3.) Be quick to forgive and extend grace. Don’t be shocked that they have struggled or done things that you never imagined they would do.  This is a hard world they are growing up in, BUT don’t make excuses for them either.  Part of the struggle and ultimately growth is taking responsibility for our actions and recognizing we are the only one’s responsible for what we do…Oh, how many times do I remember saying to a little one who wanted to blame a sibling, “just because your brother did the wrong thing doesn’t mean that you can do the wrong thing back to them.” Same principle applies during the teenage years, but additionally in regards to a teacher, employee, coworker.

4.) Don’t compare your family or your children to anyone else’s. This isn’t the time to compare.  Actually, there never is a good time for that.  Never doubt that you are the right parents for the job.  I remember when some of ours were little and they may have said, “I wish so and so was my mom.”  I always assured them(after I tucked my feelings away) that God hadn’t made any mistakes about the family He placed them in; That He looked all over the world for just the right parents for them and He chose us.  The same goes for us as parents.  The children that God gave us were intentional.  They are some of the gifts He uses to shape and develop us, if we will let Him.

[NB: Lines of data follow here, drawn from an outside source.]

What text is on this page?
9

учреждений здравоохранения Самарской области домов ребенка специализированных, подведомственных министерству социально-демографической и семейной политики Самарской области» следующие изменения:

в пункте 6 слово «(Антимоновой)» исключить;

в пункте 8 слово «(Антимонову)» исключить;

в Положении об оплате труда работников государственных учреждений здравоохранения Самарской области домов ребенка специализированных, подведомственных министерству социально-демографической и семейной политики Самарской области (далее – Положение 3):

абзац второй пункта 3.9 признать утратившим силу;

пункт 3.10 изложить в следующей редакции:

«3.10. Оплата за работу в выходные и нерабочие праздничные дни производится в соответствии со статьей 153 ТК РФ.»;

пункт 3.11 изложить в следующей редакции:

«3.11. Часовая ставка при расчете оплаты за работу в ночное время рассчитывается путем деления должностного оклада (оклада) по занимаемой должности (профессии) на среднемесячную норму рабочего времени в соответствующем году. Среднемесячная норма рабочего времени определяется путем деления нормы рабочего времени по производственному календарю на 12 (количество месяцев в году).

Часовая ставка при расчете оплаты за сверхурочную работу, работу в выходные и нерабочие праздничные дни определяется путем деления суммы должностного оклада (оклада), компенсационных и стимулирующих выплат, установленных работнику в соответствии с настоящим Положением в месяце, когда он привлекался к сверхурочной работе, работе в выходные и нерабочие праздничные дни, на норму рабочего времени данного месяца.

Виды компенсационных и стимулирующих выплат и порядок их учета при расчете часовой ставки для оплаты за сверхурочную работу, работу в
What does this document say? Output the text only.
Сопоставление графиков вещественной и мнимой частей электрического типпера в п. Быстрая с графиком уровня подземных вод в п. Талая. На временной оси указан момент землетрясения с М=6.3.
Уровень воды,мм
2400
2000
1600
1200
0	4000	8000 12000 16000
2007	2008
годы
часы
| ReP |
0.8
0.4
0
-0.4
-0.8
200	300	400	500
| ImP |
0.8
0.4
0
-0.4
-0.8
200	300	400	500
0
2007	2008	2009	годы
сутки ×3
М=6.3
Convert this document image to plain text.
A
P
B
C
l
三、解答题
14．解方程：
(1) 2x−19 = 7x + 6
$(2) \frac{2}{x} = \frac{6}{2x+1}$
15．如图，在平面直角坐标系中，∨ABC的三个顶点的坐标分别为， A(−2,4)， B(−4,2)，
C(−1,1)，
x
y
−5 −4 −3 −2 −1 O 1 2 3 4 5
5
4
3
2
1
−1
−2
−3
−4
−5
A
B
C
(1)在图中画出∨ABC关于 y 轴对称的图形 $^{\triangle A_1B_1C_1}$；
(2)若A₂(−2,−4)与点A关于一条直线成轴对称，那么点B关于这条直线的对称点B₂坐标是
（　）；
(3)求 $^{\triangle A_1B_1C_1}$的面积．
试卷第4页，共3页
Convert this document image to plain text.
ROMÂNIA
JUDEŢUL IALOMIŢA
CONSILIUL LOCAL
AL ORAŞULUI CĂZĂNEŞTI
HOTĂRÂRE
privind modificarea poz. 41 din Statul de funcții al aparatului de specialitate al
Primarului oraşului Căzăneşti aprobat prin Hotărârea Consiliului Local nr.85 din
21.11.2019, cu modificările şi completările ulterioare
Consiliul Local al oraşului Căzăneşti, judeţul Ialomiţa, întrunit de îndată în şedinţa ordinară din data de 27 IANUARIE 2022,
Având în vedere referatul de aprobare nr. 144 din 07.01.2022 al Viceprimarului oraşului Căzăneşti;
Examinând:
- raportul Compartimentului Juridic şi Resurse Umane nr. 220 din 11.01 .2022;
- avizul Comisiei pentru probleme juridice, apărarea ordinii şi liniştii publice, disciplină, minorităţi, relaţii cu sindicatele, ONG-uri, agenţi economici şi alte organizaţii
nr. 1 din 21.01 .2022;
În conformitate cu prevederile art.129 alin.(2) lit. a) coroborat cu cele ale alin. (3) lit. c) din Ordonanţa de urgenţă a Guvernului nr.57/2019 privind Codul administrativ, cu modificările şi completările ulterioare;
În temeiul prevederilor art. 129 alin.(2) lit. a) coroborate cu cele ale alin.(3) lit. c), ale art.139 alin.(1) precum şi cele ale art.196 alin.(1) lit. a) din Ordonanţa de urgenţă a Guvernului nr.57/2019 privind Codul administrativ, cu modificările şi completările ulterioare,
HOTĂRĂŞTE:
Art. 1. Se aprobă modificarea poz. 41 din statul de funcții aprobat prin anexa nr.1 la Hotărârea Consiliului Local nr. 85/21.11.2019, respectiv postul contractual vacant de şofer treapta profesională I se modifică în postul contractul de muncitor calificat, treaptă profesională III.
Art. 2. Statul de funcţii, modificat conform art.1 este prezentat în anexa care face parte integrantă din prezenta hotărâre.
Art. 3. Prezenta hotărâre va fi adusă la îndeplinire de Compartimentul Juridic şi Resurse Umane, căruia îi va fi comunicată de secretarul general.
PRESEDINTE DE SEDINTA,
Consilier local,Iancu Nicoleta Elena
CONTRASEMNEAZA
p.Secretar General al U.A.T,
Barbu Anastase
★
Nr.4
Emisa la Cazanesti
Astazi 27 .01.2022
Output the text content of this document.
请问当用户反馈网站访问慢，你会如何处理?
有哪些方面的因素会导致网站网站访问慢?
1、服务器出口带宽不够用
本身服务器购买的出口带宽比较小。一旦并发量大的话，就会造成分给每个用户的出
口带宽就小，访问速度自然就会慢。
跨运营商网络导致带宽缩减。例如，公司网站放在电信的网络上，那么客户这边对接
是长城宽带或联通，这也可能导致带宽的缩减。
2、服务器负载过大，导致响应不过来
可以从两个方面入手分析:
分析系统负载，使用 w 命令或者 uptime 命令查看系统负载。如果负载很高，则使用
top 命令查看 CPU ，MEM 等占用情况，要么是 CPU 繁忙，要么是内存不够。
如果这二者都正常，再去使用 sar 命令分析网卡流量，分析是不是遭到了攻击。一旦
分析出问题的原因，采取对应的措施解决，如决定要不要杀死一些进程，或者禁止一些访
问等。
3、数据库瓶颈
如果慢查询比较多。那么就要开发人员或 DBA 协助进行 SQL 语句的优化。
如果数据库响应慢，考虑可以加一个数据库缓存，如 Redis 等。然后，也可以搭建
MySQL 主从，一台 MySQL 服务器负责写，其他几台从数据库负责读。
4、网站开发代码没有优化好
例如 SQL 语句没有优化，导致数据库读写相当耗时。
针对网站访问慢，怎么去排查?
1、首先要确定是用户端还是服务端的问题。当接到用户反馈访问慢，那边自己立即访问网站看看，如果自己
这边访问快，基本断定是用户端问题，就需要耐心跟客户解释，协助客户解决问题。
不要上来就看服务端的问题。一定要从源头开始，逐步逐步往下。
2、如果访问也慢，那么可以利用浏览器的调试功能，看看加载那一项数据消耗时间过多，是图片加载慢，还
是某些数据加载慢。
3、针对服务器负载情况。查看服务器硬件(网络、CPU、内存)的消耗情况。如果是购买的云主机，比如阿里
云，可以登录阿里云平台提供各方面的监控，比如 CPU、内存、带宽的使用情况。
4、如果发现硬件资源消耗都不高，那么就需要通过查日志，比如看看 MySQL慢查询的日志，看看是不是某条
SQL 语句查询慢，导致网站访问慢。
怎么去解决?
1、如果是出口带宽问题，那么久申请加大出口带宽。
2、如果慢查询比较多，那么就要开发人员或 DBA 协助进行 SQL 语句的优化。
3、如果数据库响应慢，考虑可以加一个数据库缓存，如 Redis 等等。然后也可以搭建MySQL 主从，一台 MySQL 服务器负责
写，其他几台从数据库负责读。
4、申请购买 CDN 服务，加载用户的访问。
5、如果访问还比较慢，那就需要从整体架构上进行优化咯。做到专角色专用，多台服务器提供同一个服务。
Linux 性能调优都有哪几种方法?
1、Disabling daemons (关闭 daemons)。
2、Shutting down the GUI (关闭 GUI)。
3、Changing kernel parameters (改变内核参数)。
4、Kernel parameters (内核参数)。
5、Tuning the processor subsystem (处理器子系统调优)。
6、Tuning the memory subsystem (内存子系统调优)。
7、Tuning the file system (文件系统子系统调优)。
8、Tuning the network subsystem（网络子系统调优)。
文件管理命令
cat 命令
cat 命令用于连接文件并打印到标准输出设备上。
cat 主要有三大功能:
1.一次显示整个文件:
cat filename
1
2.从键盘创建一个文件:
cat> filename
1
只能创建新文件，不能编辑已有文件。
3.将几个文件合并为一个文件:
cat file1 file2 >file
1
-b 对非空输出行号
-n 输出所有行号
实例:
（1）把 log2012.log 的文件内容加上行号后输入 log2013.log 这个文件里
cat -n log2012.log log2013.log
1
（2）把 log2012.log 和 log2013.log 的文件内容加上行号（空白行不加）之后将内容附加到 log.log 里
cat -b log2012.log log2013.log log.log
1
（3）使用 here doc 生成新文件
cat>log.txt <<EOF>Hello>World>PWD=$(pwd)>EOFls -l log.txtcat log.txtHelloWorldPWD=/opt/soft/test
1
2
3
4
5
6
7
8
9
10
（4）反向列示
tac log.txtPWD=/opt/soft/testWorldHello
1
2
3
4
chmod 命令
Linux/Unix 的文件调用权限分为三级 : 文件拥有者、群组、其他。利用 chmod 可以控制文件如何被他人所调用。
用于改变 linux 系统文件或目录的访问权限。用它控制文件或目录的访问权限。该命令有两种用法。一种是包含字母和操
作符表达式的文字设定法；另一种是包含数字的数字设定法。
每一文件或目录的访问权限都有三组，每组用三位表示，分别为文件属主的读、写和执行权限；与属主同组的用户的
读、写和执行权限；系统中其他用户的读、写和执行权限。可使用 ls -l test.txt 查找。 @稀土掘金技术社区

5.) Continue modeling value and respect in the ways you respond to their short comings or sin.  That’s how they will learn to value and respect others who may sin differently than them.  Let value of others be top priority.  Expect respect from them.  Toward their teachers, their peers, their family and don’t let them blame others for their poor choices.

So when I say, “These are the days,” it isn’t because things have been easy. It’s only because I’ve felt His Presence and power, and compassion, comfort, and grace as we’ve walked through the good ones, the hard ones, and the ones I’d never want to relive and fully believe if we focus on His faithfulness and goodness, we can trust Romans 8:28- And we know that all things work together for good to them that love God, to them who are the called according to his purpose.